Friday, 20 September 2013

Questions to save you from data quality meltdown

In a large, busy organisation, inevitably, there are a lot of problems. Many issues can be assigned to data quality. But one of the biggest pitfalls for a data quality team, is taking on too many assignments.

Colleagues with over-simplistic viewpoints may use the data quality department as 'long grass' to conveniently kick their problems into. Here are some questions to ask yourself to prevent a data quality team meltdown.

Is it really a data quality problem?

A popular mistake is to assume that operational or functional problems are 'data quality'. For example - if a telecommunications company keeps debiting a customer's monthly charges, even though they cancelled their mobile phone connection, it is not a data quality problem. It is an operational problem. The data correctly reflects what money the customer has paid. Spot these kinds of problems early and remove them from your inbox.

Is there a conflict of purpose?

Systems, databases and data marts get built for specific purposes. It can be tempting for analysts to try to use them for other purposes. When the data doesn't work as expected, they may declare that the data needs 'fixing' so they can use it. These are not data quality issues. They are issues for developers to solve.

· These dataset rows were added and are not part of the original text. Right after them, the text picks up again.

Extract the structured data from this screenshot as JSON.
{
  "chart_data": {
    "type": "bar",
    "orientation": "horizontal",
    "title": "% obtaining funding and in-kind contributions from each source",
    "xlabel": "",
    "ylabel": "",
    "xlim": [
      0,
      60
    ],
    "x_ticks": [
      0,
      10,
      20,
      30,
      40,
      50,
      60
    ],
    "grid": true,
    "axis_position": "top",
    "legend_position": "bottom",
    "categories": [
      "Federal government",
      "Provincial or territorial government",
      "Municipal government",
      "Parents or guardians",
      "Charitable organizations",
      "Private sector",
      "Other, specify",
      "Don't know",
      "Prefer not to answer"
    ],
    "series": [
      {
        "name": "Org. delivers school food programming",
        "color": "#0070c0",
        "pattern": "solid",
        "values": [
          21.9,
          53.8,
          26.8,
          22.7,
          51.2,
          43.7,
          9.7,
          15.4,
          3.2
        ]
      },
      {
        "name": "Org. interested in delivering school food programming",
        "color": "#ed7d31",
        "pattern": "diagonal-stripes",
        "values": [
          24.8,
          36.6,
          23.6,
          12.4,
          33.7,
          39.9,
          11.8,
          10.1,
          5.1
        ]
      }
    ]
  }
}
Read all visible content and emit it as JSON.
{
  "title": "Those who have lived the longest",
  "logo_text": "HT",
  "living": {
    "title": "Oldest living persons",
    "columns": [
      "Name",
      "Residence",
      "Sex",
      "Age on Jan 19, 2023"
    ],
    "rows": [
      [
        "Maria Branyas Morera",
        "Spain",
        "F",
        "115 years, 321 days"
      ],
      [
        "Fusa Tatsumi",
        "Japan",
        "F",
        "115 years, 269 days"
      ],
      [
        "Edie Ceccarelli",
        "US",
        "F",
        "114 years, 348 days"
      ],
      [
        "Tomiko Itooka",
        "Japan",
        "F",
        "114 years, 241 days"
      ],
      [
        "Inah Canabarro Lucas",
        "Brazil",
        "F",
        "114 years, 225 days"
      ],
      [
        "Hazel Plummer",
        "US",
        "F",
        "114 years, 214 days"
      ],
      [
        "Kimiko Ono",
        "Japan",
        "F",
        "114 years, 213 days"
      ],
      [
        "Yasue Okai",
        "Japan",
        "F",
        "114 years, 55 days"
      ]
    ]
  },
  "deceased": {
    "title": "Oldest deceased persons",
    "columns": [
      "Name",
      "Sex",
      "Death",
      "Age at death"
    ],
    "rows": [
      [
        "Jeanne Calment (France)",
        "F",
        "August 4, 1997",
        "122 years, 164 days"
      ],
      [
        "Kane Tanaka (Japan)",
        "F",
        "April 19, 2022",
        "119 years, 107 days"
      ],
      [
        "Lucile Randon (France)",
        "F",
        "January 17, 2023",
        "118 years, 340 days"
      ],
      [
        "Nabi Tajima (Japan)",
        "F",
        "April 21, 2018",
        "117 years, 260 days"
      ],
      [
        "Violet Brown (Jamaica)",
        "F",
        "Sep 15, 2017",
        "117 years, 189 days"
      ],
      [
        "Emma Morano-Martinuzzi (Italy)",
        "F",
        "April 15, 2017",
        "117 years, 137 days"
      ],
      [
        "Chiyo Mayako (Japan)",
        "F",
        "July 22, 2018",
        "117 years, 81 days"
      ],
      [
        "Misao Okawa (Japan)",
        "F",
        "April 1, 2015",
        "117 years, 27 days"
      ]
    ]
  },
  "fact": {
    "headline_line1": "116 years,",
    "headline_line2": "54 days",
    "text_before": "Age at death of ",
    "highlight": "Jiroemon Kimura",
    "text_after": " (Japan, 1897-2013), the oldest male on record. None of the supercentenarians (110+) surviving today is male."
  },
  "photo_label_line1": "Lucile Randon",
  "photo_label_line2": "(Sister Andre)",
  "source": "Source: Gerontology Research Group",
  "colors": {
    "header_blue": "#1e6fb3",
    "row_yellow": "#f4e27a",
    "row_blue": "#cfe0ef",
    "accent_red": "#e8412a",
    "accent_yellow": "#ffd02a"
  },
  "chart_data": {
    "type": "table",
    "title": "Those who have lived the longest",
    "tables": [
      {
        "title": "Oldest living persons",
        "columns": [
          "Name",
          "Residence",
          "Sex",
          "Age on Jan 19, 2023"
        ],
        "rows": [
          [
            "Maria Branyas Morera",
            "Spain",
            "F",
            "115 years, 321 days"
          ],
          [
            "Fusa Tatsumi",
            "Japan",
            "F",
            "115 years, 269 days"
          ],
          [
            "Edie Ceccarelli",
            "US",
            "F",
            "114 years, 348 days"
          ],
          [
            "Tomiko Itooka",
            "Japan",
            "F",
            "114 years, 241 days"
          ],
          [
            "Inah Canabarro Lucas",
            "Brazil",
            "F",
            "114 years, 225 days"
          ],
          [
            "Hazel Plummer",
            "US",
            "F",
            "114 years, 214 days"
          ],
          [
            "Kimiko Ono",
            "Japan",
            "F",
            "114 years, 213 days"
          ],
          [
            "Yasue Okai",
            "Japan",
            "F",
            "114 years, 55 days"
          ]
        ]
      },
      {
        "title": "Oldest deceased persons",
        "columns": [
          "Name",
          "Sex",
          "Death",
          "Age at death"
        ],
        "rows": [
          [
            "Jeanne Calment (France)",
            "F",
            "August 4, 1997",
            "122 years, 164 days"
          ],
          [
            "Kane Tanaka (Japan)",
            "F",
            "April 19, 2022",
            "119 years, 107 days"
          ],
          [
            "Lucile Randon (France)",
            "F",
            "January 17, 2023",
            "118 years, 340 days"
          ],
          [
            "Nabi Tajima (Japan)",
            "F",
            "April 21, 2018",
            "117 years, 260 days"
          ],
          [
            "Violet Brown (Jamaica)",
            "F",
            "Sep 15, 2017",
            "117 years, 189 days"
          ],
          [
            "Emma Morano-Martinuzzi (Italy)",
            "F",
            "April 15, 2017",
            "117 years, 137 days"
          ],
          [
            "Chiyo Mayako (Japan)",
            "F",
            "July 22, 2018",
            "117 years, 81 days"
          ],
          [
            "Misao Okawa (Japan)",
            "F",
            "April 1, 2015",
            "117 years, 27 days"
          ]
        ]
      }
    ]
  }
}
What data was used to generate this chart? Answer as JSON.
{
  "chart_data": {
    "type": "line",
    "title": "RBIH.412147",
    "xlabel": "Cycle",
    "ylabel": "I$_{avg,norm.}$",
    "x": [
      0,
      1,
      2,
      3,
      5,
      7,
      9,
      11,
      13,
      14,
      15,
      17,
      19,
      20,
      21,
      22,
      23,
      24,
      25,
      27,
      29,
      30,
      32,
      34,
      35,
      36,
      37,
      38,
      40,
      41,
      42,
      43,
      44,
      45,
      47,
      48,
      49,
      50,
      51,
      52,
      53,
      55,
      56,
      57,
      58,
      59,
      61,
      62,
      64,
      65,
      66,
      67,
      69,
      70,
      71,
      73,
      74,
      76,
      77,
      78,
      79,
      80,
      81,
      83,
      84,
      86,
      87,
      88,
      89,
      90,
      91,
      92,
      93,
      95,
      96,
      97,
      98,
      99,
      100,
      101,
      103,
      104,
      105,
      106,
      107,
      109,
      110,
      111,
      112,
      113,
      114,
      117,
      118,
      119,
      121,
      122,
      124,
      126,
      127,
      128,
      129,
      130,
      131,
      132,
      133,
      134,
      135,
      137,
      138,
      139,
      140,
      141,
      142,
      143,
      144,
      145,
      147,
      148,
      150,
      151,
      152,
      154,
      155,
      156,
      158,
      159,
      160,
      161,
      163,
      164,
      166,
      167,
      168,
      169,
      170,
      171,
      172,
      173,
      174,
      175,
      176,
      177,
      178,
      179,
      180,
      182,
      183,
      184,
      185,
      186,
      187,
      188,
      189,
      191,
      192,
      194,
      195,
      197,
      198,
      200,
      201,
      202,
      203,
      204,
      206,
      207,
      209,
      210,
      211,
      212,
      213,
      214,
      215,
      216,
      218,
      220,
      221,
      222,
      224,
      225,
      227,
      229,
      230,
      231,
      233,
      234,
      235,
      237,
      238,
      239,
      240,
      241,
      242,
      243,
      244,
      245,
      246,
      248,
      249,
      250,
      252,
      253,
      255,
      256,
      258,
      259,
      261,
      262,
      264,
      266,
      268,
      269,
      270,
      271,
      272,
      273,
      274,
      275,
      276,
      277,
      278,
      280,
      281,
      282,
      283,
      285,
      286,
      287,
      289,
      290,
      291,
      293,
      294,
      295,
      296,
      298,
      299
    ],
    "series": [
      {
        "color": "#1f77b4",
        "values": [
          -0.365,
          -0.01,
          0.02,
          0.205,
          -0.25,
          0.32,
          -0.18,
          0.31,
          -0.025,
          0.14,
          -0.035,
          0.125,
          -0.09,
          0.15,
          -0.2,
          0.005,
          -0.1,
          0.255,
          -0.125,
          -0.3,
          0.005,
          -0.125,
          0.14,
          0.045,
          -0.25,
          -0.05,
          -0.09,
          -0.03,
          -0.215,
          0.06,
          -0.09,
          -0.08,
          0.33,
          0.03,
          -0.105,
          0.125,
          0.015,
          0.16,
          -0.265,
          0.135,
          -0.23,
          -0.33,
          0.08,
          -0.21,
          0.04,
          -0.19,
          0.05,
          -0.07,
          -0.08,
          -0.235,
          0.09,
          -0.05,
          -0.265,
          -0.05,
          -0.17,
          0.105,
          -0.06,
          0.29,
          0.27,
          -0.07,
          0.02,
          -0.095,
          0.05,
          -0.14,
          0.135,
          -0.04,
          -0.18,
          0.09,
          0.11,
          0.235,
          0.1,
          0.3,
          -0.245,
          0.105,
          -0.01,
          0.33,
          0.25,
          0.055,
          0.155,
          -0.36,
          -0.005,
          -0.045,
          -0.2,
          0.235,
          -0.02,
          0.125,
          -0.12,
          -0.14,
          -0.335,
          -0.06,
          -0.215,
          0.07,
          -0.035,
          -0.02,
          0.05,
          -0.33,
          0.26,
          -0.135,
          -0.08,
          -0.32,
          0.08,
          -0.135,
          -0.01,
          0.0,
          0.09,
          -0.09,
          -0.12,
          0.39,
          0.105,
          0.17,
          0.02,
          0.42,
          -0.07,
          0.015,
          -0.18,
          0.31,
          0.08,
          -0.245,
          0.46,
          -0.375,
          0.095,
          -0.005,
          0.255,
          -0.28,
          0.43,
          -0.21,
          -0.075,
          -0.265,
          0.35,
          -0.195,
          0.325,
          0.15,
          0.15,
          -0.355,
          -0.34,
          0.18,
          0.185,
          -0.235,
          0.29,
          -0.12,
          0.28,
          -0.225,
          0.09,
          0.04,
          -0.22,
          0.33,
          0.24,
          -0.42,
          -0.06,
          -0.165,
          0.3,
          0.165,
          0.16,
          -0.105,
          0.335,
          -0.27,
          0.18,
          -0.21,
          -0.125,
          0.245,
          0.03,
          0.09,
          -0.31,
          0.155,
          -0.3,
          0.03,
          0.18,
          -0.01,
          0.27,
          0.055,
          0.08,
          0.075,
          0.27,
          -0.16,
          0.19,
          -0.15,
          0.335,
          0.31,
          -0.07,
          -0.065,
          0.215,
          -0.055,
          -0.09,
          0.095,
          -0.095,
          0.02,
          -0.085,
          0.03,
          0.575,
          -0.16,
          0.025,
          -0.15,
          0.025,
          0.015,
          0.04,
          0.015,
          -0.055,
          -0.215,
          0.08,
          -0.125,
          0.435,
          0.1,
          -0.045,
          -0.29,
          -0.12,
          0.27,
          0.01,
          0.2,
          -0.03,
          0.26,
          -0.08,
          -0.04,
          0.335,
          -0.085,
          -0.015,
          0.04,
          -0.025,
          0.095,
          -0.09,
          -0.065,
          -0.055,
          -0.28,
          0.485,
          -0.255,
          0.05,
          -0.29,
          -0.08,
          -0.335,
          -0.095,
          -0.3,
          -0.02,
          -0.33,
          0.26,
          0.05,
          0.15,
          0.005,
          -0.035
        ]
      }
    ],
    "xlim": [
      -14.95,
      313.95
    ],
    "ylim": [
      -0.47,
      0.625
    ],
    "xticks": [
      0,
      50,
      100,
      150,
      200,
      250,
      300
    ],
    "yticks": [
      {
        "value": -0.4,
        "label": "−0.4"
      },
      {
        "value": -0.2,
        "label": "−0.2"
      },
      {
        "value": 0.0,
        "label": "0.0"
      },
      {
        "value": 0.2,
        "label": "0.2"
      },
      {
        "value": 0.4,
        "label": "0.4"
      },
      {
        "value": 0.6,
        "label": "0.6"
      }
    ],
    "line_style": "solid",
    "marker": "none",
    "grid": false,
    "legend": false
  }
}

Is it a nomenclature issue?

Naming terms can be a problem. Departments may have different names for the same things - or even worse - use the same name for two completely different things. Push the problem back to them until they can articulate their technical terms in plain English. Don't be afraid of sounding stupid to ask for this. It can uncover a lot of underlying problems.

Is there a migration issue?

When data gets migrated from one system to another, not all of the data for the new system will be contained in the old one. Very often these missing data items will either be blank or have default values. Although they are data quality issues, they cannot be fixed because the data was never collected in the first place. Get to know the start dates of each system, and the limitations of any migrated data.  It could save you a great deal of running around.

Are you trying to boil the ocean?

There are some issues that require large-scale intervention. Be honest about your capabilities, and get the correct resources assigned. If this means rejecting issues that are too large, reject them until the right resources become available.

These are all common-sense questions to ask yourself before accepting data quality issues. if you have any others, please use the comments below.

1 comment:

  1. An interesting read thanks, I like the comment on rejecting issues. For myself this has initially caused conflict however the client always comes round eventually and I sometimes even get a thank you.